As a woman who is dealing with a chronic illness, I found much truth in Webber's comments. I offer below a few of his comments:
Sickness is one of the ways in which we are strongly encouraged to come into focus and to look at a variety of serious and important subjects: the significance of life, what it means to be alone, what it means to be dependent on other people, fear and desire, hope and anxiety, loneliness, isolation, and, ultimately, death. ...
Sickness and distress do get our attention. Sickness, in particular, accentuates the fact that we do not control our own lives. ...
We have to learn to sit back and be taken care of, rather than attempting to be in control. (162)
Healing leads to a new life; death also leads to a new life.
God is like a parent sitting through the night at the bedside of a sick child, caring and waiting, watching for possible signs of improvement.... (163)
There is a strong awareness ... the sick person is in the hands of God, and that God will provide healing. ... [anointing] is a solmn commitment by the sick person ... to place himself or herself completely and without reservation into the hands of God. (164)
I ... have to be aware that one day, by God's grace, I will be anointed and I will not recover from whatever physical condition is causing me trouble. That anointing, too, will be for "healing of soul and body," not an effort doomed to failure. (167)
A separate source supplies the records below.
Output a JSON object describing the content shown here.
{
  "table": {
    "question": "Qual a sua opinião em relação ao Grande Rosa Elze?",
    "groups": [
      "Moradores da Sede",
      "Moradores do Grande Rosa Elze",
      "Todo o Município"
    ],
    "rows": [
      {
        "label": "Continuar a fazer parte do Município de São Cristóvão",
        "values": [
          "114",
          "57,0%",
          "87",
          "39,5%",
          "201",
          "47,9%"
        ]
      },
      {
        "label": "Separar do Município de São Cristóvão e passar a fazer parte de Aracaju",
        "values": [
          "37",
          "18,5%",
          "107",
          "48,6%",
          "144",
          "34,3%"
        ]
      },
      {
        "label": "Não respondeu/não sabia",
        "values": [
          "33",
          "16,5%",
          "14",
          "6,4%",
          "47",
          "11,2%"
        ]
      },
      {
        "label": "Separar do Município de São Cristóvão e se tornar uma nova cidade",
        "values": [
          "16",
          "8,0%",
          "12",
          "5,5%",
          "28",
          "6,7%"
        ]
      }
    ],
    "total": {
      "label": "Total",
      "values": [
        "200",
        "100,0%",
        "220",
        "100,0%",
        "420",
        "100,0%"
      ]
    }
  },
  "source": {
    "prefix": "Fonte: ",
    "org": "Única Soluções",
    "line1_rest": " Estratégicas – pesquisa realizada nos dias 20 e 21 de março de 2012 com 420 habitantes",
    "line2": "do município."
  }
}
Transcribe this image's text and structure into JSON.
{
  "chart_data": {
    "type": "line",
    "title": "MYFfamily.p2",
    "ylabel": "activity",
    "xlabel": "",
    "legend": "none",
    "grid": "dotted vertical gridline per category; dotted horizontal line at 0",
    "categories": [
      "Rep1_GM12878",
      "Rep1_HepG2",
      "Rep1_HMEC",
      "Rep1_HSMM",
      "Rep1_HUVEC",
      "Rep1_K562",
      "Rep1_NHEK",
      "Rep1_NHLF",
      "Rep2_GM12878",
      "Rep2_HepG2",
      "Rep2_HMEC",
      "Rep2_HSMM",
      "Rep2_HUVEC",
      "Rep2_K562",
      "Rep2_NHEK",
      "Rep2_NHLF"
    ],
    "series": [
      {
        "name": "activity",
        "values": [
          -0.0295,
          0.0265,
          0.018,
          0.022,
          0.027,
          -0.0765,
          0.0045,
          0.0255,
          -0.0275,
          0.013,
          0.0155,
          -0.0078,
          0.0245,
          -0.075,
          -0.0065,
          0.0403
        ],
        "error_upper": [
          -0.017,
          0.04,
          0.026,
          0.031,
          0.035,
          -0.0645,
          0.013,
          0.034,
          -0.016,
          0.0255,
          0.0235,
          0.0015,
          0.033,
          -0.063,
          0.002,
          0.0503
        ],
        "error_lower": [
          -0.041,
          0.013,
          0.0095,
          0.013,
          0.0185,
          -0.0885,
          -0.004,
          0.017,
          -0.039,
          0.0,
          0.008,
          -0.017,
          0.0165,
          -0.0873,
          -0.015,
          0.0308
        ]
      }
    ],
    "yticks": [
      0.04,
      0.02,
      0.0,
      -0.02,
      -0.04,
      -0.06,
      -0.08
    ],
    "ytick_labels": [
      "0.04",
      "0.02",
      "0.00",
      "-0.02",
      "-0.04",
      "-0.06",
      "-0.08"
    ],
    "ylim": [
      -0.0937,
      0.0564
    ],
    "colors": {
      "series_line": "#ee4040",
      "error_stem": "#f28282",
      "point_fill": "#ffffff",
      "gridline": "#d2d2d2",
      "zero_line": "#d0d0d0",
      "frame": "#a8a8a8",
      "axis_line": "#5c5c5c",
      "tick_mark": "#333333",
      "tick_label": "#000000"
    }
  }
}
To push death away is to push away life itself. (164)
As with other philosophical foundations of life, one's perspective of sickness and death reveals much about that person. I myself am in this stream of God's eternity, enjoying this moment, this viewshed, but always ready to be carried around the bend to see what He has in store for me there. And I know it will be ineffable.
*Painting by Edvard Munch, Sick Child, 1907.